Game On
Ryan O'Hanlon will file dispatches from Honduras, where he is covering the U.S. Men's National Soccer Team's opening World Cup qualifying match, all week.
Some truths about countries: they have people, they have/say they have “a government,” and if they have a mall, that mall is terrible. That’s a redundancy, sure, because every mall is terrible. They’re all too clean, too big, and either too loud or too quiet. There’s a food court, too many nearly-identical clothing stores with vaguely-suggestive first-name names, and always a Cinnabon. Always a goddamn Cinnabon—even in San Pedro Sula.
This being, you know, The Murder Capital of the World, (Jay-Z was wrong, unless he secretly grew up here) we’ve been told to not leave the hotel so we don’t get mugged and to then not resist said mugging if it happens because we will be assaulted with either a pistol or a knife and possibly murdered. The only place we can go safely, we're told, is the mall next door. (Note: one commenter called me a “candyass,” and he/she is correct.) The one with the coned-off parking spot with a stork-holding-a-baby sign (I don’t know, new-born-baby parking?) and the FOODCOURT and CARRION lettering on the outside walls. (I expected a warehouse filled with carcasses. What I got was a Honduran Sears.)
There was a coffee-and-donuts place called DK’D Donuts with suspiciously-similar-to-Dunkin-Donuts magenta and off-orange colors. An electronics store that looked like a bootleg Apple store—same silver, smooth-edges vibe—but claimed to be an “authorized Apple retailer.” Donald’s Barber Shop, which looked like a jewelry store but had taxi-cab and fire-truck seats for kids. The part-Nike-store-part-regular-athletic store that sold mostly FC Barcelona gear and had only two stands-worth of Honduras stuff. (One of the employees followed us around the entire store, keeping a constant three-foot buffer.) And the Ace “hardware” store that sold food, a bunch of children’s toys, and had five (total) bottles of liquor for sale at the register.

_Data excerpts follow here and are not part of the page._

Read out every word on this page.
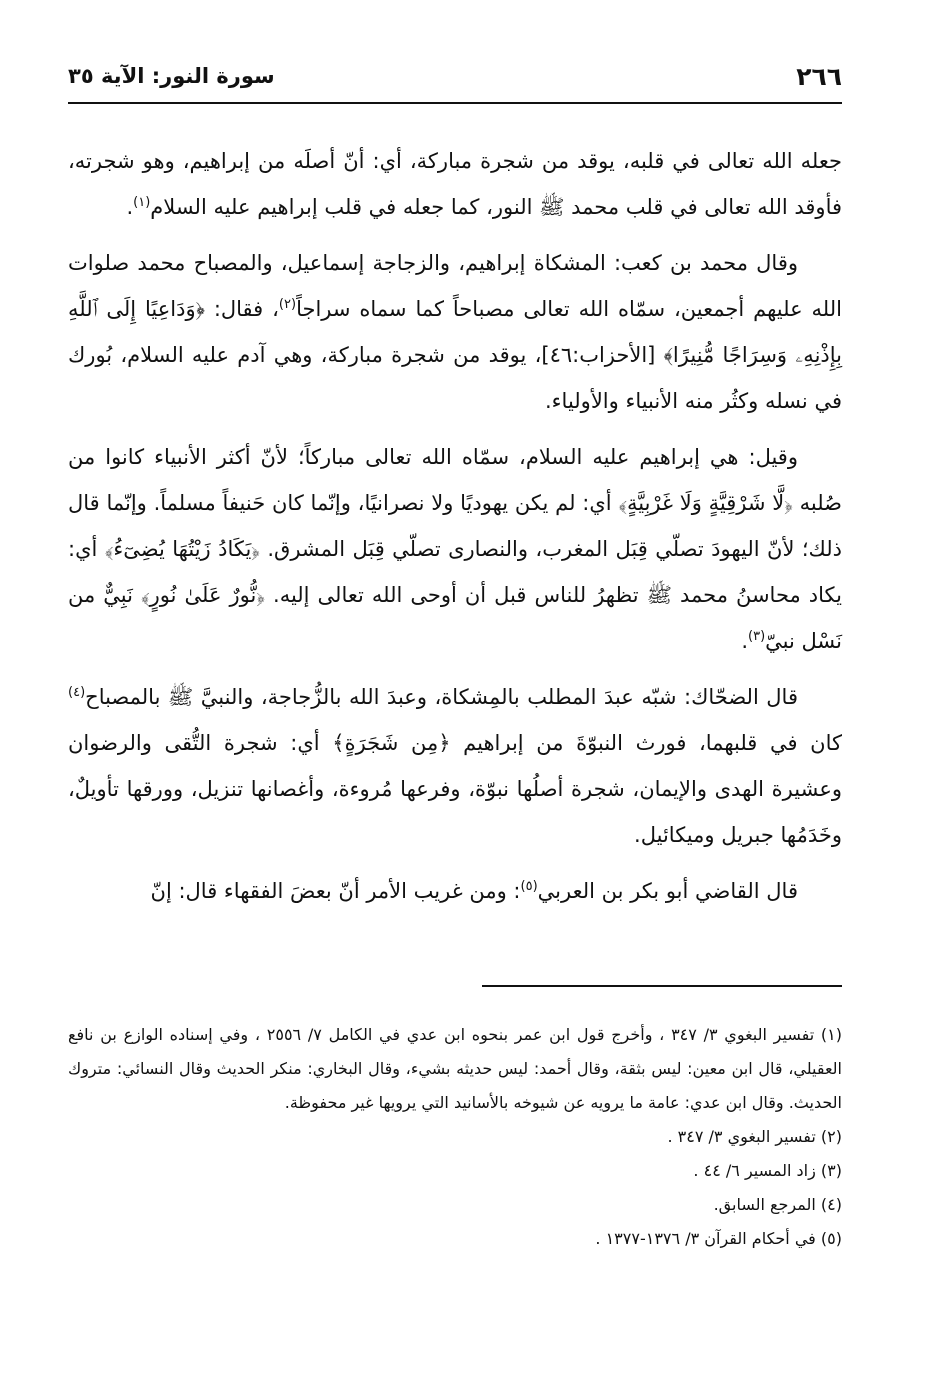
٢٦٦
سورة النور: الآية ٣٥

جعله الله تعالى في قلبه، يوقد من شجرة مباركة، أي: أنّ أصلَه من إبراهيم، وهو شجرته، فأوقد الله تعالى في قلب محمد ﷺ النور، كما جعله في قلب إبراهيم عليه السلام$^{(١)}$.

وقال محمد بن كعب: المشكاة إبراهيم، والزجاجة إسماعيل، والمصباح محمد صلوات الله عليهم أجمعين، سمّاه الله تعالى مصباحاً كما سماه سراجاً$^{(٢)}$، فقال: ﴿وَدَاعِيًا إِلَى ٱللَّهِ بِإِذْنِهِۦ وَسِرَاجًا مُّنِيرًا﴾ [الأحزاب:٤٦]، يوقد من شجرة مباركة، وهي آدم عليه السلام، بُورك في نسله وكثُر منه الأنبياء والأولياء.

وقيل: هي إبراهيم عليه السلام، سمّاه الله تعالى مباركاً؛ لأنّ أكثر الأنبياء كانوا من صُلبه ﴿لَّا شَرْقِيَّةٍ وَلَا غَرْبِيَّةٍ﴾ أي: لم يكن يهوديًا ولا نصرانيًا، وإنّما كان حَنيفاً مسلماً. وإنّما قال ذلك؛ لأنّ اليهودَ تصلّي قِبَل المغرب، والنصارى تصلّي قِبَل المشرق. ﴿يَكَادُ زَيْتُهَا يُضِىٓءُ﴾ أي: يكاد محاسنُ محمد ﷺ تظهرُ للناس قبل أن أوحى الله تعالى إليه. ﴿نُّورٌ عَلَىٰ نُورٍ﴾ نَبِيٌّ من نَسْل نبيّ$^{(٣)}$.

قال الضحّاك: شبّه عبدَ المطلب بالمِشكاة، وعبدَ الله بالزُّجاجة، والنبيَّ ﷺ بالمصباح$^{(٤)}$ كان في قلبهما، فورث النبوّةَ من إبراهيم ﴿مِن شَجَرَةٍ﴾ أي: شجرة التُّقى والرضوان وعشيرة الهدى والإيمان، شجرة أصلُها نبوّة، وفرعها مُروءة، وأغصانها تنزيل، وورقها تأويلٌ، وخَدَمُها جبريل وميكائيل.

قال القاضي أبو بكر بن العربي$^{(٥)}$: ومن غريب الأمر أنّ بعضَ الفقهاء قال: إنّ

(١) تفسير البغوي ٣/ ٣٤٧ ، وأخرج قول ابن عمر بنحوه ابن عدي في الكامل ٧/ ٢٥٥٦ ، وفي إسناده الوازع بن نافع العقيلي، قال ابن معين: ليس بثقة، وقال أحمد: ليس حديثه بشيء، وقال البخاري: منكر الحديث وقال النسائي: متروك الحديث. وقال ابن عدي: عامة ما يرويه عن شيوخه بالأسانيد التي يرويها غير محفوظة.

(٢) تفسير البغوي ٣/ ٣٤٧ .

(٣) زاد المسير ٦/ ٤٤ .

(٤) المرجع السابق.

(٥) في أحكام القرآن ٣/ ١٣٧٦-١٣٧٧ .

Once we found the movie theater, hidden on the third floor and closed—but showing Duro de Matar, El Vuelto, and Lincoln when open—it was time to go. Our search for water and non-beef-jerky snacks was a failure. We walked out, while a guy wearing a bulletproof vest and carrying a gun pushed an old man in a wheelchair through the door.
U.S. SOCCER HELD THE day-before-the-game press conference at our hotel because all the journalists are here and because it’s the least San Pedro Sula place in San Pedro Sula. All the rooms have flat screens, shower-baths, white comforters with those annoying half-blankets draped over the top, and all those other nice-hotel things you’d expect from some big American city. There’s a pool, a patio with ceiling fans, a workout room, and three fancy-ish restaurants. The walls are pretty high, too. While here, we’re in San Pedro Sula only in the widest, non-geographical sense.
The press conference was every press conference: journalists asking questions because they have to write stories and players/coaches answering questions because they have to answer questions. No one really wants to be there, but everyone’s always been there, so it keeps happening. I don’t know. Maybe not for the Honduran media, who outnumbered Americans with somewhere around 30 people and about nine television cameras. Their cameras clicked from beginning to end, and they asked most of their questions through a translator sitting next to coach Jurgen Klinsmann, who was flanked on the other side by midfielder Michael Bradley.
Klinsmann and Bradley each have sort of interesting stories. Klinsmann is a German, who lives in California and supposedly uses a helicopter as a means of transportation. He’s one of the greatest German players of all time and was a member of their most recent World Cup-winning team from 1990. He then coached Germany to an unexpected third-place finish in the 2006 World Cup. After that, he coached Bayern Munich, the biggest and best club in Germany (sometimes referred to as FC Hollywood), for less than one season, as he was fired with five games left. And Germany has done even better without him and with his assistant from 2006 as the head coach. So, in general, people are unconvinced.
Bradley is the son of the man Klinsmann replaced, now-former U.S. coach Bob Bradley. While he’s only 25, Bradley’s played 72 games (that is a high number) for the U.S. At first, some troll-types said Bradley was only being selected because his dad was the coach—all this while he was playing and playing well in the Netherlands and Germany, for teams much better than the U.S. Bradley is now a starting center midfielder for Roma, which is in Rome, which is in Italy. They’re one of the biggest and most historically-successful clubs in the country, and Bradley is widely considered (and just is) one of the two best American players, along with Clint Dempsey.